Öykü: Emektar deniz feneri | Derya Yaşa

Ekim 30, 2022

Öykü: Emektar deniz feneri | Derya Yaşa

Ben bir deniz feneriyim. Yarım asırdan daha uzun zamandır buradayım. Bir yüzüm Karadeniz’e bakar, bir yüzüm iki küçük nehrin arasında kalan küçük bir sahil kasabasına. Kasaba tarafında bulunan yaklaşık 200 metrelik seyrek basamaklı bir yürüyüş yolundan tatlı bir eğimi arşınlayarak yanıma gelirsiniz. Dağ başında yapayalnız duran deniz fenerlerinin aksine, insanlarla, kedilerle, kuşlarla küçük balıkçı tekneleriyle dolu hareketli, hayat dolu bir noktaya yerleştirilmiş şanslı bir deniz feneriyim ben. Denizin kıpır kıpır örtüsünün altında bana yarenlik eden binlerce tür deniz canlısı da cabası. Başım gökyüzü ve bulutlara yakındır. Bir de esas varlık sebebim olan gemiler vardır. Ayni şiirdeki gibi onlara ben yol gösteririm. Genelde buğday ve ilaç yüklü olurlar. Gemiler de kuşlar gibi çok gezer, farklı bir sürü memleket görür, sonra gördükleri hikayeleri yakınımdan geçerken hızlıca bana anlatırlardı. Aşk ve serüven dolu, yarısı gerçekten yaşanmış, yarısı hayal gücüyle harmanlanmış bir sürü hikaye. Ben de onların anlattıklarını martılara anlatırdım. Her zaman alaycı olan martılar ben anlatırken büyük bir saygı ve sükunetle dinler, onlar da yelkovan kuşlarına, bulutlara anlatırlardı bu hikayeleri.

Böyle baktığında bir deniz feneri için gayet güzel keyifli bir hayatım vardı aslında. Mevsimler değişir, geceler sabah olur, insanlar gelir geçer, beni sevdiklerini bilirdim. Benle fotoğraf çekmeye çalışırlar mıydı öyle olmasa? Bir süre sonra bedenime çizilen oklu kalplere, isimlere de alıştım kızmamaya başladım. Ne de olsa yağmur damlaları ve deniz sularıyla akıp gidiyorlardı. Yıllar içinde gövdemi boyadıkları, lambamı parlattıkları ve arada bir paslı korkuluklarımı değiştirdikleri de oluyordu. Hem insanlar da yaşlanmıyor muydu ve her çizginin onlara kattığı bir güzellik ve hikaye yok muydu sanki?

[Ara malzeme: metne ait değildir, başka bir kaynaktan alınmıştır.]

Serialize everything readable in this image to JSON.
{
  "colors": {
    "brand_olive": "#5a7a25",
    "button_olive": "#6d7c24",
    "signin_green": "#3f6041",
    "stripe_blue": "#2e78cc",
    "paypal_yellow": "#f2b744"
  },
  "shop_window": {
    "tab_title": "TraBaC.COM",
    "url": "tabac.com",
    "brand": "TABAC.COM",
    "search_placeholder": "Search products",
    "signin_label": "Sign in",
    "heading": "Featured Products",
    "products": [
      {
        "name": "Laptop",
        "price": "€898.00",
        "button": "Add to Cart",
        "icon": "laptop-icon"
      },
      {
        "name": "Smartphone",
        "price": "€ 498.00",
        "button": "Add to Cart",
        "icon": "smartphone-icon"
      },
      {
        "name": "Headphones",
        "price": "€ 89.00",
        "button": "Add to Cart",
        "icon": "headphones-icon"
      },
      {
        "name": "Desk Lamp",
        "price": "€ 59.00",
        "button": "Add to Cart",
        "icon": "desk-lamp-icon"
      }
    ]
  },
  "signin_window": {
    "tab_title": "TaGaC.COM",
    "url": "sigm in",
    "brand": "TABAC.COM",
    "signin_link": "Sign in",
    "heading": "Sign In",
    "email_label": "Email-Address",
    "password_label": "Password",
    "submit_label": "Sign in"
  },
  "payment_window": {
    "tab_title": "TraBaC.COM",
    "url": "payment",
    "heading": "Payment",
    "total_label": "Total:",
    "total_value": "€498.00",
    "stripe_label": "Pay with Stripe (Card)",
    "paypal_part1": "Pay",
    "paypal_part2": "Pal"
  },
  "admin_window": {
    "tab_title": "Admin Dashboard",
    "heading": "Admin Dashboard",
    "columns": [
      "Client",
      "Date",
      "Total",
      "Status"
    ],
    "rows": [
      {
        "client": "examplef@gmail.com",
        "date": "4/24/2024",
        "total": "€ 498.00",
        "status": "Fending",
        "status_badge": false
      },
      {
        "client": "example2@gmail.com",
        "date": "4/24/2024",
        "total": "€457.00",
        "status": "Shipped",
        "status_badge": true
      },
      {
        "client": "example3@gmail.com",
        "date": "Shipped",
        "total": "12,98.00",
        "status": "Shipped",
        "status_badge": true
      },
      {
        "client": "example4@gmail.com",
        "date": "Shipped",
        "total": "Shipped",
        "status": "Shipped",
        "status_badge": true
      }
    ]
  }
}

Hayat böyle akıp giderken o sabah yürüyüşe çıkan emekli postane müdürü Nuri Bey’in basamaklı yoldan bana doğru mırıldanarak yaklaştığını gördüm. Bu kasabada memur azdır. Memuriyet eskiden yol yordam bilmek, görgülü olmak, topluma örnek olmak demek olduğundan ayrıca severdim Nuri Bey’i. Emekli olduğundan beri yine her gün işe gider gibi temiz pak giyinir, sabah yürüyüşlerini ihmal etmezdi. Cebinde taşıdığı kuru mamaları yolu kaybetmemek için iz bırakır gibi kedilere verdiği için arkasında bir kedi sürüsüyle dolaşır, bunu yaparken de hem onlarla hem kendiyle sohbet ederdi. O sabah yanıma yaklaşırken kedilerle sohbet halindeydi yine. Kulak kabartıp dinlemeye başladım. İçlerinden sarımsı turuncu olana doğru dönüp, ‘’Yaa! Tarçın.” dedi. “Görüyor musun? Bu güzelim deniz fenerini de söküp götüreceklermiş. Yerine yeni model insansız çalışan bir deniz feneri koyacaklarmış. Bıraktığımız hiçbir şeyi yerinde bulamıyoruz artık. Eskiyi hep yenisiyle ikame etmeye çalışıyor nedense insanlık. Halbuki birçok ecnebi memlekette kaç yüz yıllık deniz fenerleri var. Bu fenercik de kendi işini layığıyla yapıyordu. Görüntüsü de bu kasabaya yakışıyordu. Ne gerek vardıysa.” diye söylendi. Kediler boğaz derdinden mi, aynı fikirde mi olduklarından mı bilinmez, acıklı acıklı miyavlıyorlardı.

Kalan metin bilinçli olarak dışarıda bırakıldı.